BALTIMORE, Nov. 13, 2012 /PRNewswire/ --
Four years after the 2008 global financial crisis, the onset of a severe economic recession, and ongoing market turbulence, a lack of faith in equity investing appears to be lingering, even for long-term investors who say that saving for retirement is their top financial priority. In an online survey of 850 adults in the United States aged 21-50 with at least one investment account, just over six in ten investors (61%) believe that investing in stocks is very important or important to helping them achieve their retirement savings goals. The survey was conducted in August 2012 by Harris Interactive for T. Rowe Price.
And while about half of investors (51%) surveyed say that they have roughly the same tolerance for risk they had before the financial crisis, 37% say they are now refraining from investing in stocks because of current economic or market conditions. Investors' reluctance to invest in stocks is reflected in data from the Investment Company Institute, which shows that net new cash flow into stock mutual funds was negative in 30 of the last 48 months – including 15 of the last 16 – through September 2012.Investors' aversion for stocks stands despite historical evidence showing that stocks, as measured by the S&P 500 Index, have outperformed other asset classes with an annualized total return of approximately 9.8% between 1926 and 2011. Over the course of a long-term retirement savings program, an under-allocation to stocks could lead to shortfalls in investors' account balances, T. Rowe Price financial planners believe. Selected survey findings
- Just over six in ten investors aged 50 and under (61%) believe that investing in stocks is very important or important in helping them achieve their long-term retirement savings goals.
- Accordingly, 37% of investors say that they are currently refraining from stock investing. Factors cited include the pace of the U.S. recovery, general market volatility, political uncertainty, rising health care costs, actual or potential unemployment, the pace of the global economic recovery, the pace of the U.S. housing market's recovery, the Eurozone debt crisis, and potentially higher taxes on income, dividends, and capital gains.
- Risk aversion is also prevalent in investors' attitudes toward fixed income investing, with 76% of investors saying they are only somewhat or not at all willing to take on more risk to obtain a potentially higher yield.
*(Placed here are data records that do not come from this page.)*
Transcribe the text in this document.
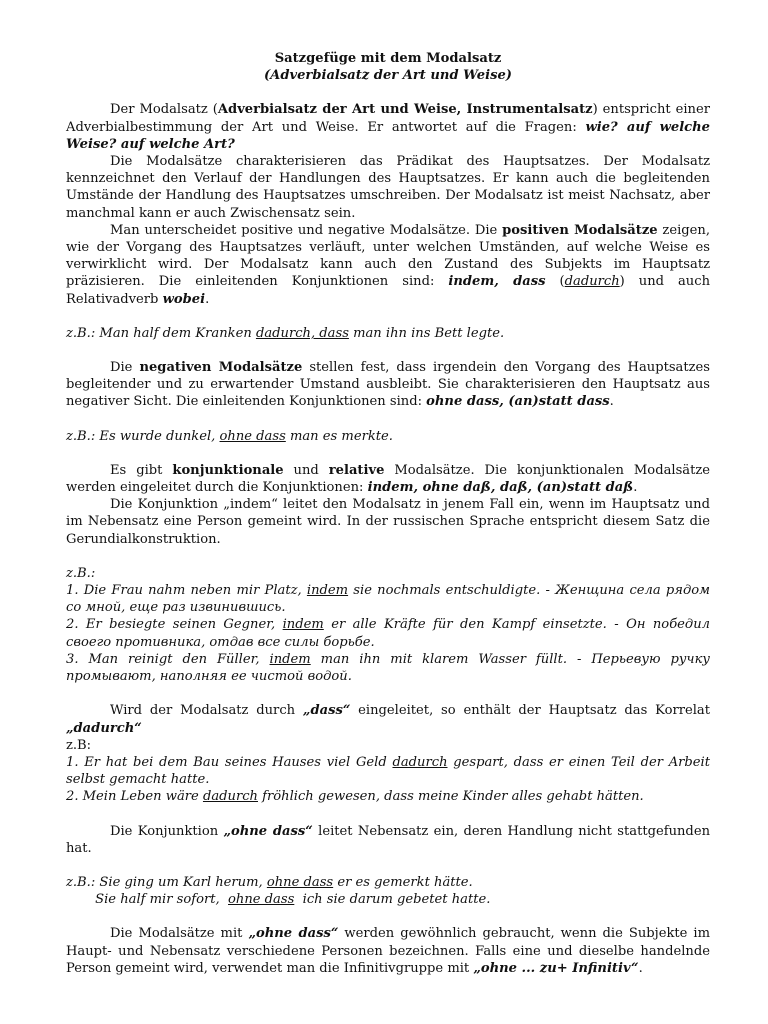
Satzgefüge mit dem Modalsatz
(Adverbialsatz der Art und Weise)

Der Modalsatz (Adverbialsatz der Art und Weise, Instrumentalsatz) entspricht einer Adverbialbestimmung der Art und Weise. Er antwortet auf die Fragen: wie? auf welche Weise? auf welche Art?

Die Modalsätze charakterisieren das Prädikat des Hauptsatzes. Der Modalsatz kennzeichnet den Verlauf der Handlungen des Hauptsatzes. Er kann auch die begleitenden Umstände der Handlung des Hauptsatzes umschreiben. Der Modalsatz ist meist Nachsatz, aber manchmal kann er auch Zwischensatz sein.

Man unterscheidet positive und negative Modalsätze. Die positiven Modalsätze zeigen, wie der Vorgang des Hauptsatzes verläuft, unter welchen Umständen, auf welche Weise es verwirklicht wird. Der Modalsatz kann auch den Zustand des Subjekts im Hauptsatz präzisieren. Die einleitenden Konjunktionen sind: indem, dass (dadurch) und auch Relativadverb wobei.

z.B.: Man half dem Kranken dadurch, dass man ihn ins Bett legte.

Die negativen Modalsätze stellen fest, dass irgendein den Vorgang des Hauptsatzes begleitender und zu erwartender Umstand ausbleibt. Sie charakterisieren den Hauptsatz aus negativer Sicht. Die einleitenden Konjunktionen sind: ohne dass, (an)statt dass.

z.B.: Es wurde dunkel, ohne dass man es merkte.

Es gibt konjunktionale und relative Modalsätze. Die konjunktionalen Modalsätze werden eingeleitet durch die Konjunktionen: indem, ohne daß, daß, (an)statt daß.

Die Konjunktion „indem“ leitet den Modalsatz in jenem Fall ein, wenn im Hauptsatz und im Nebensatz eine Person gemeint wird. In der russischen Sprache entspricht diesem Satz die Gerundialkonstruktion.

z.B.:

1. Die Frau nahm neben mir Platz, indem sie nochmals entschuldigte. - Женщина села рядом со мной, еще раз извинившись.

2. Er besiegte seinen Gegner, indem er alle Kräfte für den Kampf einsetzte. - Он победил своего противника, отдав все силы борьбе.

3. Man reinigt den Füller, indem man ihn mit klarem Wasser füllt. - Перьевую ручку промывают, наполняя ее чистой водой.

Wird der Modalsatz durch „dass“ eingeleitet, so enthält der Hauptsatz das Korrelat „dadurch“

z.B:

1. Er hat bei dem Bau seines Hauses viel Geld dadurch gespart, dass er einen Teil der Arbeit selbst gemacht hatte.

2. Mein Leben wäre dadurch fröhlich gewesen, dass meine Kinder alles gehabt hätten.

Die Konjunktion „ohne dass“ leitet Nebensatz ein, deren Handlung nicht stattgefunden hat.

z.B.: Sie ging um Karl herum, ohne dass er es gemerkt hätte.

Sie half mir sofort,  ohne dass  ich sie darum gebetet hatte.

Die Modalsätze mit „ohne dass“ werden gewöhnlich gebraucht, wenn die Subjekte im Haupt- und Nebensatz verschiedene Personen bezeichnen. Falls eine und dieselbe handelnde Person gemeint wird, verwendet man die Infinitivgruppe mit „ohne ... zu+ Infinitiv“.
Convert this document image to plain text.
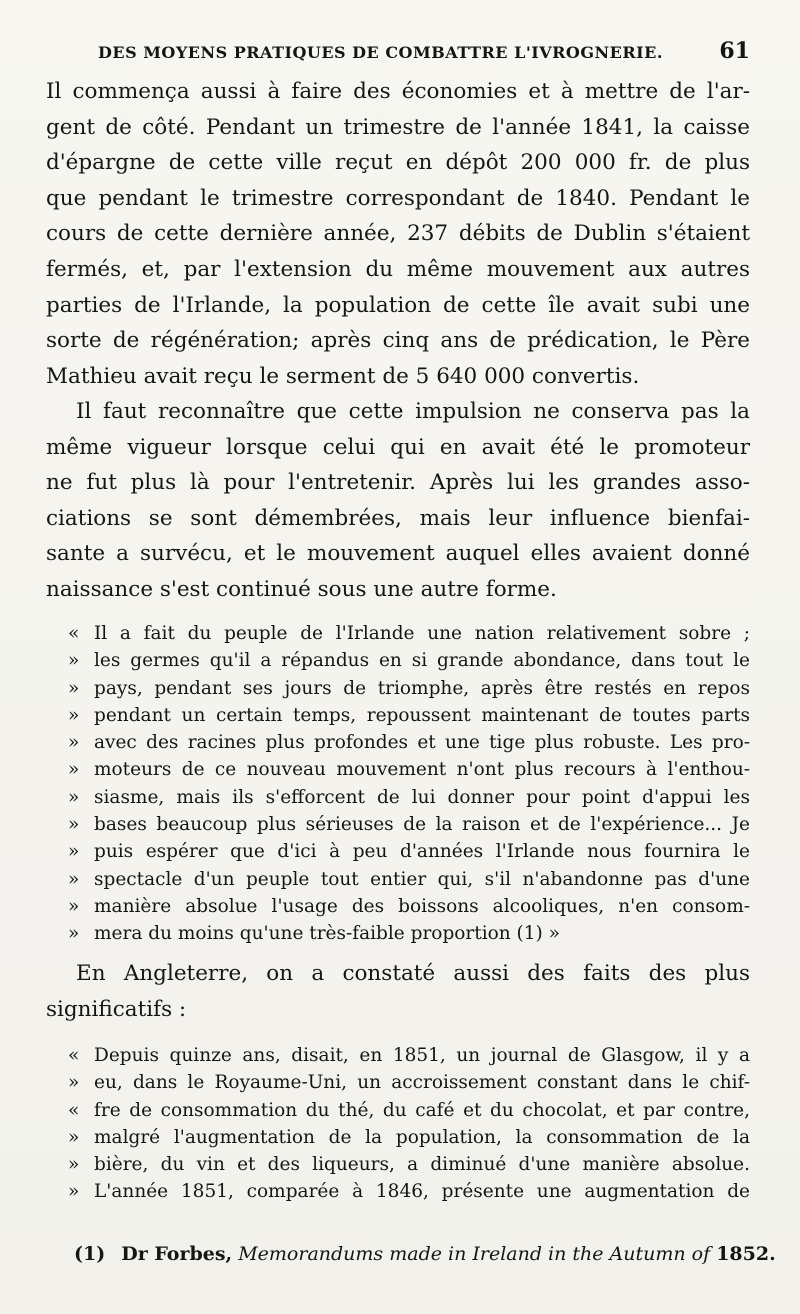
DES MOYENS PRATIQUES DE COMBATTRE L'IVROGNERIE.	61
Il commença aussi à faire des économies et à mettre de l'ar-
gent de côté. Pendant un trimestre de l'année 1841, la caisse
d'épargne de cette ville reçut en dépôt 200 000 fr. de plus
que pendant le trimestre correspondant de 1840. Pendant le
cours de cette dernière année, 237 débits de Dublin s'étaient
fermés, et, par l'extension du même mouvement aux autres
parties de l'Irlande, la population de cette île avait subi une
sorte de régénération; après cinq ans de prédication, le Père
Mathieu avait reçu le serment de 5 640 000 convertis.
Il faut reconnaître que cette impulsion ne conserva pas la
même vigueur lorsque celui qui en avait été le promoteur
ne fut plus là pour l'entretenir. Après lui les grandes asso-
ciations se sont démembrées, mais leur influence bienfai-
sante a survécu, et le mouvement auquel elles avaient donné
naissance s'est continué sous une autre forme.
« Il a fait du peuple de l'Irlande une nation relativement sobre ;
» les germes qu'il a répandus en si grande abondance, dans tout le
» pays, pendant ses jours de triomphe, après être restés en repos
» pendant un certain temps, repoussent maintenant de toutes parts
» avec des racines plus profondes et une tige plus robuste. Les pro-
» moteurs de ce nouveau mouvement n'ont plus recours à l'enthou-
» siasme, mais ils s'efforcent de lui donner pour point d'appui les
» bases beaucoup plus sérieuses de la raison et de l'expérience... Je
» puis espérer que d'ici à peu d'années l'Irlande nous fournira le
» spectacle d'un peuple tout entier qui, s'il n'abandonne pas d'une
» manière absolue l'usage des boissons alcooliques, n'en consom-
» mera du moins qu'une très-faible proportion (1) »
En Angleterre, on a constaté aussi des faits des plus
significatifs :
« Depuis quinze ans, disait, en 1851, un journal de Glasgow, il y a
» eu, dans le Royaume-Uni, un accroissement constant dans le chif-
« fre de consommation du thé, du café et du chocolat, et par contre,
» malgré l'augmentation de la population, la consommation de la
» bière, du vin et des liqueurs, a diminué d'une manière absolue.
» L'année 1851, comparée à 1846, présente une augmentation de
(1) Dr Forbes, Memorandums made in Ireland in the Autumn of 1852.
- The crisis appears to have ushered in a new era of financial prudence: with respect to their personal savings, 81% of investors say they are saving about the same or more than they were before 2008.
- "The lack of faith in equities, even among long-term investors, is troubling. Historically, stocks have provided more long-term growth opportunities than bonds, short-term investments, or other vehicles that are generally considered to be more conservative. Investors aged 50 and under typically have enough time to overcome market setbacks and can decrease their exposure to stocks as they get closer to retirement age."
- "Investors have experienced a lot of market turbulence and tough economic times over the last several years, so it's understandable from an emotional perspective that many of them – including younger investors – might be reluctant to invest in stocks. But people with decades to go before retirement need to do their best to block out the noise of the day and focus on the long term. For investors with a long time horizon and enough tolerance for volatility, stocks have always been the best asset class for growth potential and for staying ahead of inflation."
- "Younger investors, especially those recently out of college, are used to having short-term goals measured in months. The idea of developing a long-term goal, such as saving for a retirement that might be 40 years away, is new to most of them. It requires patience, discipline, and a new way of thinking."